Researchers at the Stellenbosch University and Tygerberg Academic Hospital write: SARS-CoV-2 is the third known coronavirus within the past 18 years to cause severe respiratory illness, its predecessors being severe acute respiratory syndrome (SARS) in 2002 and Middle East respiratory syndrome (MERS) in 2012. Although the case fatality rate of SARS-CoV-2 infection is lower than those for SARS and MERS, COVID-19 has caused far greater loss of human life.
Several therapeutic interventions are continuously being investigated, with a multitude of trials underway investigating treatment strategies based on the stage of disease progression. As per the South African (SA) National Department of Health (NDoH) rapid review summaries of 2020, only the correct use of corticosteroid therapy has been shown to have mortality benefit in the management of COVID-19.
The COVID-19 intensive care unit (ICU) at our institution opted to include high-dose corticosteroids as of April 2020. High-dose intravenous hydrocortisone was used because of its general availability and low cost, and was later replaced by high-dose methylprednisolone and ultimately lower-dose intravenous dexamethasone after the provisional data from the Randomised Evaluation of Covid-19 Therapy (RECOVERY) trial became available.

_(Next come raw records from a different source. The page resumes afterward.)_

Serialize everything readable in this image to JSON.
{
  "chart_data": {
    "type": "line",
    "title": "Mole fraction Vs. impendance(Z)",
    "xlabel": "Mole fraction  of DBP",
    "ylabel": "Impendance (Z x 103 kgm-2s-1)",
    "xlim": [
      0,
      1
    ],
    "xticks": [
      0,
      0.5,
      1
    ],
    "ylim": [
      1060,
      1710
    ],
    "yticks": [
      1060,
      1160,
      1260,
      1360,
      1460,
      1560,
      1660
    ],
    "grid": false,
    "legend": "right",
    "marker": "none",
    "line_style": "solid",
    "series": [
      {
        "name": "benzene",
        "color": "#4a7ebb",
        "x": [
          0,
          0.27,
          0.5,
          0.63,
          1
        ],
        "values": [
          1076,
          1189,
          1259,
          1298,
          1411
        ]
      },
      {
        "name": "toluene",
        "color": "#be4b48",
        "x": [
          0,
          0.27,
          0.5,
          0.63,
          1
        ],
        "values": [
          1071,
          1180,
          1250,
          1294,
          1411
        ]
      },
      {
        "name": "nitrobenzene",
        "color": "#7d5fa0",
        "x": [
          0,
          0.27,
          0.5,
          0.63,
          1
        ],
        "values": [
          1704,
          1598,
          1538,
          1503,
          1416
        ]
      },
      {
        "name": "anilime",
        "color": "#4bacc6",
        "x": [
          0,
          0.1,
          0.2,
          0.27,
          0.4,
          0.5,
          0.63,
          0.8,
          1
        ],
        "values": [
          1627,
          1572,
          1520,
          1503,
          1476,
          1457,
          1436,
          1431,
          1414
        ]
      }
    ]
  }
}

Corticosteroids in critical COVID-19: Are all corticosteroids equal?
EM du Plessis, U Lalla, BW Allwood, EH Louw, A Nortje, A Parker, JJ Taljaard, BT Ayele, PS Nyasulu, CFN Koegelenberg
Published in SAMJ on 6 April 2021
The hyperinflammation seen as part of a dysregulated immune response to SARS-CoV-2 in its most severe form leads to acute respiratory distress syndrome (ARDS), multiorgan failure and death. Corticosteroid therapy targets this hyperinflammation, otherwise known as a cytokine storm. It is the only therapeutic agent to date with a mortality benefit, with clear guidelines from national and international health authorities guiding its use.

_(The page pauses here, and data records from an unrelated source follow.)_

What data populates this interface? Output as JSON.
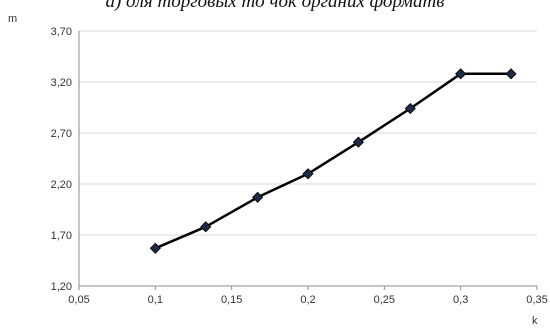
{
  "chart_data": {
    "type": "line",
    "title": "а) для торговых то чок органих форматв",
    "ylabel": "m",
    "xlabel": "k",
    "xlim": [
      0.05,
      0.35
    ],
    "ylim": [
      1.2,
      3.7
    ],
    "x_ticks": [
      "0,05",
      "0,1",
      "0,15",
      "0,2",
      "0,25",
      "0,3",
      "0,35"
    ],
    "x_tick_values": [
      0.05,
      0.1,
      0.15,
      0.2,
      0.25,
      0.3,
      0.35
    ],
    "y_ticks": [
      "1,20",
      "1,70",
      "2,20",
      "2,70",
      "3,20",
      "3,70"
    ],
    "y_tick_values": [
      1.2,
      1.7,
      2.2,
      2.7,
      3.2,
      3.7
    ],
    "grid": true,
    "legend": "none",
    "series": [
      {
        "color": "#000000",
        "marker": "diamond",
        "x": [
          0.1,
          0.133,
          0.167,
          0.2,
          0.233,
          0.267,
          0.3,
          0.333
        ],
        "y": [
          1.57,
          1.78,
          2.07,
          2.3,
          2.61,
          2.94,
          3.28,
          3.28
        ]
      }
    ],
    "colors": {
      "grid": "#d9d9d9",
      "axis": "#8c8c8c",
      "line": "#000000",
      "marker_fill": "#1f2a44"
    }
  }
}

To compare severity-of-illness indices, survival, length of intensive care unit (ICU) stay and potential ICU complications in patients treated with different corticosteroid regimens (high-dose hydrocortisone, high-dose methylprednisolone and lower-dose dexamethasone).

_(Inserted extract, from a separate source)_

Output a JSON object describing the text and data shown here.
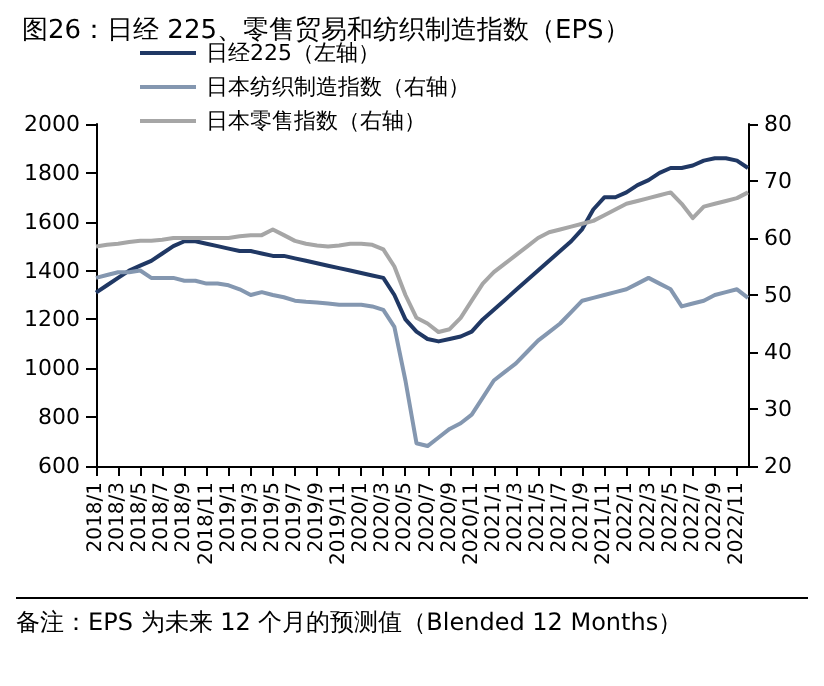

In this single-centre descriptive retrospective observational study of a cohort of patients with severe COVID-19 admitted to a COVID-dedicated ICU, we compared patients treated with the three different corticosteroid regimens.
In 242 cases we could not demonstrate any statistically or clinically significant difference in the outcome of patients with critical COVID-19 treated with high-dose intravenous hydrocortisone (n=88) or methylprednisolone (n=46) compared with a relatively lower dose of dexamethasone (n=108). The survival rates were 38.6%, 39.1% and 33.3%, respectively (p=0.68). Patients treated with methylprednisolone tended to have a shorter length of ICU stay (median (interquartile range) 6 (4 – 10), 4 (2 – 8) and 5 (2 – 8) days; p=0.015) and fewer episodes of nosocomial sepsis (47.7%, 32.6% and 48.1%; p=0.01).
Hydrocortisone or methylprednisolone can be given as an alternative to dexamethasone in the management of critical COVID-19, and this is a feasible alternative, especially in resource-constrained settings.